Não tive espaço para o luto por que me reencontrei com um dos meus amores, minha música, era hora de voltar para os palcos e cada acorde que daria era por ela, Dolores.

Mart brigou por mim. Com os outros da minha antiga gravadora que me queriam para fazer outras propostas, nada do que eu queria, então apresentei um projeto novo totalmente meu. Tinha que ser nas minhas condições e com as pessoas que eu escolhesse.

Entendi como um nome no cenário musical ainda poderia ter peso, com Mart do meu lado aceitaram o meu projeto assim que escutaram pela primeira vez o demo do CD que eu queria gravar. Voltei ao mundo musical e parecia que não tinha saído, fiz uma proposta irrecusável para amigos e amigas do meio, eu tomei a frente de tudo. Estava produzindo, compondo, tocando guitarra, escolhi minha banda formada por apenas mulheres e então nasceu As Valkírias, eu não pensei em nenhum momento no lado comercial deixei isso por conta da gravadora, que me usou como forma de chamar a atenção de todos.

Seria a minha volta para a indústria musical e quando o primeiro single Dolores foi lançado, estava nas primeiras paradas de sucessos. Minha vida deu um salto, eu estava novamente em turnê intensa, não parava em casa, até que sai às quatro da manhã de um bar em Dallas após comemorar mais um show com o pessoal que me dei conta de eu apesar de tudo o que eu tinha, ainda estava incompleta. Eu voltei a sorrir, voltei a sentir prazer, voltei a ter sentido, porém algo me faltava.

Me enxergando no espelho do banheiro daquele bar eu me dei conta que não só esqueci Poncho apesar dos meus esforços, como eu ainda estava completamente apaixonada por ele.

Depois dessa constatação? Eu comecei a dar risada e depois cai num choro intenso, afinal eu estava na merda. Porra, eu sai do vilarejo para não foder com a vida do cara e depois de tanto tempo eu percebo que estou apaixonada por ele! Por um padre? Eu me superei nessa. Agora tudo o que eu queria era pelo menos vê-lo, mesmo que tenhamos perdido o contato e proibi Toni me contar qualquer notícia relacionada a ele. Quem sabe assim eu o esqueceria?

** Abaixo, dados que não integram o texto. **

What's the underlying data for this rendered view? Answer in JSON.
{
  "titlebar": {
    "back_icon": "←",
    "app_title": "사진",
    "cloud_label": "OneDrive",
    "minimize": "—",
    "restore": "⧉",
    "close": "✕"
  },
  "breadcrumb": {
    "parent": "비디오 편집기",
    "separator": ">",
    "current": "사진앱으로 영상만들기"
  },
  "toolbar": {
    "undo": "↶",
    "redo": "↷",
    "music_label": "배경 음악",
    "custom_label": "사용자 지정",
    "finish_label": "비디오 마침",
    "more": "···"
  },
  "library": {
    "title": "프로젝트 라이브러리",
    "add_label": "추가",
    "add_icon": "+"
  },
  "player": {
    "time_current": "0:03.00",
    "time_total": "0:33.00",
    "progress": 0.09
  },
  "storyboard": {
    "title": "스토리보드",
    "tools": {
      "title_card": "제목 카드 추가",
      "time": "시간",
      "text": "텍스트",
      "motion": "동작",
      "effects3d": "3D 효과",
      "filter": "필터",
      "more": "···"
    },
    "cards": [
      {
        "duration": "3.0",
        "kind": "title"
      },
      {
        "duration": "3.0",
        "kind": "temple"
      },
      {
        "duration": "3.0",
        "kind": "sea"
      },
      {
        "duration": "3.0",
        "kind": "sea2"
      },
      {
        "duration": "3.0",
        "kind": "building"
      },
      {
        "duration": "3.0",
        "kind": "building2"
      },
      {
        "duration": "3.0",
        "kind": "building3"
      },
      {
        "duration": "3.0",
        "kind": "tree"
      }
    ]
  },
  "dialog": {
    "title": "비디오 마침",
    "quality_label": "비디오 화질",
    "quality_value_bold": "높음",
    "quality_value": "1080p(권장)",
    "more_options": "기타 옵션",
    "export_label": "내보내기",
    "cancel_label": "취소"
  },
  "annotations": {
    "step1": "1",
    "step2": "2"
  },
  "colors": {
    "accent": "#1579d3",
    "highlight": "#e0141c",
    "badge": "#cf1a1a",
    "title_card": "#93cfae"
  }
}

Já até sei o que vão falar. Eu caí numa armadilha que eu mesma criei e foi justamente isso. Pior, eu não conseguia ficar com ninguém sem comparar com ele. Vocês têm noção do que é isso? Estando com alguém e dizer o nome de outra pessoa? Se não sabem, eu posso garantir, é horrível.

Saindo da nossa conversa imaginária, cheguei numa das ruas feitas de paralelepípedos principais do vilarejo, poderia ligar para Toni, mas agora ele estava viajando com Noah e sua família, não o incomodaria com isso, daria o meu jeito. Como encontraria Poncho? Não sei se ele se mudou, se seu pai vive na mesma fazenda. Estava com tanta gana de vê-lo, que não estava raciocinando direito poderia ter passado na fazenda antes.

Talvez o melhor jeito fosse perguntar para qualquer pessoa, lugar pequeno, todo mundo sabe da vida de todo mundo.

Eu estacionei minha moto e enquanto tirava meu capacete escutei o som estridente dos sinos de igreja. Parei para olhar eles balançando e avisando para os desavisados que agora era meio dia, olhei para o céu e fiz uma careta. Ok. Eu não acredito, mas quando estou procurando por um padre, tocar os sinos de uma igreja? Parece que alguém esta se divertindo com a minha cara.

Fazia tanto tempo em que eu não o via e não tinha notícias que seria possível que ele... Ou talvez não. Mas, e se fosse que sim.

Enfim, após essa conversa maluca na minha cabeça eu decidi entrar, me preparando para o pior, subi a escadaria rapidamente e minhas mãos tremiam. Algumas pessoas saiam após terem terminado seus afazeres e eu só conseguia o procurar com os olhos, desde que estive aqui ainda não tinha chegado o padre definitivo para a paróquia. Será que Poncho aceitou essa missão?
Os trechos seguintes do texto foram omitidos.